Die Versuchung für den akademischen Nachwuchs, den Weg zur fertigen Hausarbeit gehörig abzukürzen, ist heute größer denn je - es lockt das Internet. Eine Vorlage ist schnell gefunden, etliche Anbieter im Netz sammeln fertige Arbeiten, um sie dann zum kostenlosen Download anzubieten. 15.000 Texte aus 175 Fachbereichen finden sich etwa beim Marktführer www.hausarbeiten.de, der auch Partner von Uni-SPIEGEL ONLINE ist. Gründerin Tanja Hammer weiß um den möglichen Missbrauch und beeilt sich zu versichern: "Nach einer Umfrage schummeln nur vier Prozent unserer Nutzer."

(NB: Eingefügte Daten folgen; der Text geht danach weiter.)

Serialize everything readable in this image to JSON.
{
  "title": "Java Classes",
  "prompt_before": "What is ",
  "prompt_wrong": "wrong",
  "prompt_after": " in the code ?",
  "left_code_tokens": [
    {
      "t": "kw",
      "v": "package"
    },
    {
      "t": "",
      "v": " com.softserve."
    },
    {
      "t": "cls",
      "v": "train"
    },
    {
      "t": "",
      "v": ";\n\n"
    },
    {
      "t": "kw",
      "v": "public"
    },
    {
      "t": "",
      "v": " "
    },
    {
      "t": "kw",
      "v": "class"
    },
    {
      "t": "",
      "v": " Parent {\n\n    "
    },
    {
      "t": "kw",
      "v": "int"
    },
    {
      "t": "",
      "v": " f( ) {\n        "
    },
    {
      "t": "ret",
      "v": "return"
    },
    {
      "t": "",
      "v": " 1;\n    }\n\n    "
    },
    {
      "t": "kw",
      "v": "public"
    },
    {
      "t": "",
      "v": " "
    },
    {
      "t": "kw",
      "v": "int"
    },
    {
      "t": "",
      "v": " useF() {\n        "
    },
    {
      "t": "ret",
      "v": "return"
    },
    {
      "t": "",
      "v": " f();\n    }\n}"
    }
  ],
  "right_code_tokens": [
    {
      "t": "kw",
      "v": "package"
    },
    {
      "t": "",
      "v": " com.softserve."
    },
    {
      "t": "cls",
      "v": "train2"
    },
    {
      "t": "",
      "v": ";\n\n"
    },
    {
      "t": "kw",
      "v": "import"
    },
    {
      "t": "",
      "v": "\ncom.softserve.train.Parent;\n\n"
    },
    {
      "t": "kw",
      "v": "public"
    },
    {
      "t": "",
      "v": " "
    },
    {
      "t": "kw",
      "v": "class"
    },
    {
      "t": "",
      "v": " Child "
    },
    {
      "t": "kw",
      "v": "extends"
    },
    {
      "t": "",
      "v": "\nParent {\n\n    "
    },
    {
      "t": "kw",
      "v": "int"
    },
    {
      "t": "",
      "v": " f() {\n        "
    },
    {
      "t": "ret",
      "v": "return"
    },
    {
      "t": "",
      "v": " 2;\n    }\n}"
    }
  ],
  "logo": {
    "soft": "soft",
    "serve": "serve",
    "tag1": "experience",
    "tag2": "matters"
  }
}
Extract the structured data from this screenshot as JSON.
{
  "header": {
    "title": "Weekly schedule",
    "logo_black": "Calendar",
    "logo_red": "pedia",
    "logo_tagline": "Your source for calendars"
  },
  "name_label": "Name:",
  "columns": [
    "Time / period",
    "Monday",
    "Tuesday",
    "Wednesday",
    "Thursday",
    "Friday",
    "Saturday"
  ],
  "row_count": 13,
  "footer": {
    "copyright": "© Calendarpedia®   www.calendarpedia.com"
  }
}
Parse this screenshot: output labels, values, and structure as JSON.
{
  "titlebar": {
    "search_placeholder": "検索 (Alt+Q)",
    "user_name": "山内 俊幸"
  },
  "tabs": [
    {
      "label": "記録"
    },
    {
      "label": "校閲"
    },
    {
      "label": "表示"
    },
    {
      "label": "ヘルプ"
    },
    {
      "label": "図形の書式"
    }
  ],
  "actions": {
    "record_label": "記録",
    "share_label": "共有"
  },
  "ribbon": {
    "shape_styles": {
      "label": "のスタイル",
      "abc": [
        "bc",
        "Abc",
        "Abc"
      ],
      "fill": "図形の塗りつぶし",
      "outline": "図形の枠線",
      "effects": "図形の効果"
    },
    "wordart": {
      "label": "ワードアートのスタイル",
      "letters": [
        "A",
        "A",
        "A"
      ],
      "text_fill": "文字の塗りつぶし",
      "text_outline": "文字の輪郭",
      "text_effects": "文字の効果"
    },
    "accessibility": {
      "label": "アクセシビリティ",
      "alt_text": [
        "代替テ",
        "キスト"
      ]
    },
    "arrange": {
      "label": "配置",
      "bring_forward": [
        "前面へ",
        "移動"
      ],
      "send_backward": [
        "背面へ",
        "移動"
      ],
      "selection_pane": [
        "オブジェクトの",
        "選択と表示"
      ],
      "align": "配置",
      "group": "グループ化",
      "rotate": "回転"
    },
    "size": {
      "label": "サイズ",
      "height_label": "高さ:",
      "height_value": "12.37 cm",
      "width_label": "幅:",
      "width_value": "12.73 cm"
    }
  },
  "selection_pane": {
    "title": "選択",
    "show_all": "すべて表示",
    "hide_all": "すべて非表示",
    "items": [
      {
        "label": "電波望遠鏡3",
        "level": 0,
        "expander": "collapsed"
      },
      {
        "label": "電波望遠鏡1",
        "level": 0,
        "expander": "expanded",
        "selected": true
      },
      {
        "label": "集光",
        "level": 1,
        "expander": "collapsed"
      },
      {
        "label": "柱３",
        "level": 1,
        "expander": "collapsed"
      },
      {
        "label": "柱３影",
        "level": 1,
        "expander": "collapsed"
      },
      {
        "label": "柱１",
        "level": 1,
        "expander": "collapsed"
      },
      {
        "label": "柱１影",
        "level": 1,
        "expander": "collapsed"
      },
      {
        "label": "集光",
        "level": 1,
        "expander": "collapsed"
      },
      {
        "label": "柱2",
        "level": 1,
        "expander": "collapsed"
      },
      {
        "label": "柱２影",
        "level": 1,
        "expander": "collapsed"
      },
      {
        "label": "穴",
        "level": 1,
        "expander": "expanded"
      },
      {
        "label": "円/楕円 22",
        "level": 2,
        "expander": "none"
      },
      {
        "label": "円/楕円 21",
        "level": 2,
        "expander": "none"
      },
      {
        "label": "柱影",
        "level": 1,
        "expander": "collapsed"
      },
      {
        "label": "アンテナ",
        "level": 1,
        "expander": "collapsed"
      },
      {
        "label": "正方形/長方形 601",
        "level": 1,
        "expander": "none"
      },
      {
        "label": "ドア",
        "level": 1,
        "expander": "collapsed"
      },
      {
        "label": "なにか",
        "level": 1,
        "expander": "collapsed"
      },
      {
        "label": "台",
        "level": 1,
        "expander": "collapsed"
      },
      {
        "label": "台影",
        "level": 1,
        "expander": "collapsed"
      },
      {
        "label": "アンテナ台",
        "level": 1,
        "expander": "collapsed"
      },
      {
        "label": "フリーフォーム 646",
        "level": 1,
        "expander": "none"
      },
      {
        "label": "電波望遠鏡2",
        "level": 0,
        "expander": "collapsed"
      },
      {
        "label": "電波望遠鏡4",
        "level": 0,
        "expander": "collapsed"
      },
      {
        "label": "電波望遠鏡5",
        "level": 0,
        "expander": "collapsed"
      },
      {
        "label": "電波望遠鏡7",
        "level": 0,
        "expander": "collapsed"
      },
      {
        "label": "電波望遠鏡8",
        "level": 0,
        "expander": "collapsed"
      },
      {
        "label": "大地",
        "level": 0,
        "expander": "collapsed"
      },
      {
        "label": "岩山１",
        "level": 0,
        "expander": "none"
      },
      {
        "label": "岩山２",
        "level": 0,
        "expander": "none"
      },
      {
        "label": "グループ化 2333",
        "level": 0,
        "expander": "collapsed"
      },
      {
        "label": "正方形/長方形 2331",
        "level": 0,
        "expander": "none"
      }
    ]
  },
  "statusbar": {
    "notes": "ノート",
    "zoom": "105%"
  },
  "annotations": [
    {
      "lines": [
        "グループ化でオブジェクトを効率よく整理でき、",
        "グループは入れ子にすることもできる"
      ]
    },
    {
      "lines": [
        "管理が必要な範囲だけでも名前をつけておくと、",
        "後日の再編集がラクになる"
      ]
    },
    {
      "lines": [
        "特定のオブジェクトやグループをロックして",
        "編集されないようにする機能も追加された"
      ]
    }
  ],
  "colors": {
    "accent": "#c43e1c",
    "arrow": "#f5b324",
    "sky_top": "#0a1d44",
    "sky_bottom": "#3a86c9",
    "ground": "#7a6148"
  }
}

Informieren statt kopieren
Nur alle paar Monate erreicht sie der Hilferuf eines Schummlers: Ich stehe unter Verdacht, bitte nehmt das Original aus dem Netz! "Aber das machen wir nicht", sagt Tanja Hammer, die als Juristin mit dem Tatbestand des Betrugs bestens vertraut ist. Auf ihren Seiten wird vielmehr Professoren angeboten, bei der Aufdeckung der Mogeleien zu helfen. Und an alle Nutzer wird appelliert: "Informieren - nicht kopieren!"
Dennoch hält Michael Dreyer von der Universität Jena solche Online-Sammlungen "für eine echte Krux". Ihm sind "eine ganze Reihe" von Missbrauchsfällen bekannt. Der Politologe musste selbst erfahren, dass Theorie und Praxis an der Universität weit auseinander klaffen können. "Da rede ich in meinem Kurs über Ethos in der Wissenschaft", sagt Dreyer, "und als ich danach einen kleinen Test mache, in dem es um überhaupt nichts geht, schreiben einige voneinander ab."
Die Mitarbeiter am Institut für Politikwissenschaft haben Schummlern den Kampf angesagt: Demnächst sollen Studenten am Ende jeder Hausarbeit in einer Eidesstattlichen Versicherung ihre Redlichkeit bekunden. Dreyer hat unterdessen ein eigenes Strafsystem erdacht: "Wenn Dozenten ihre Zeit mit einer Fälschung vergeudet haben, schicken sie den Studenten eine Rechnung wie ein Handwerker."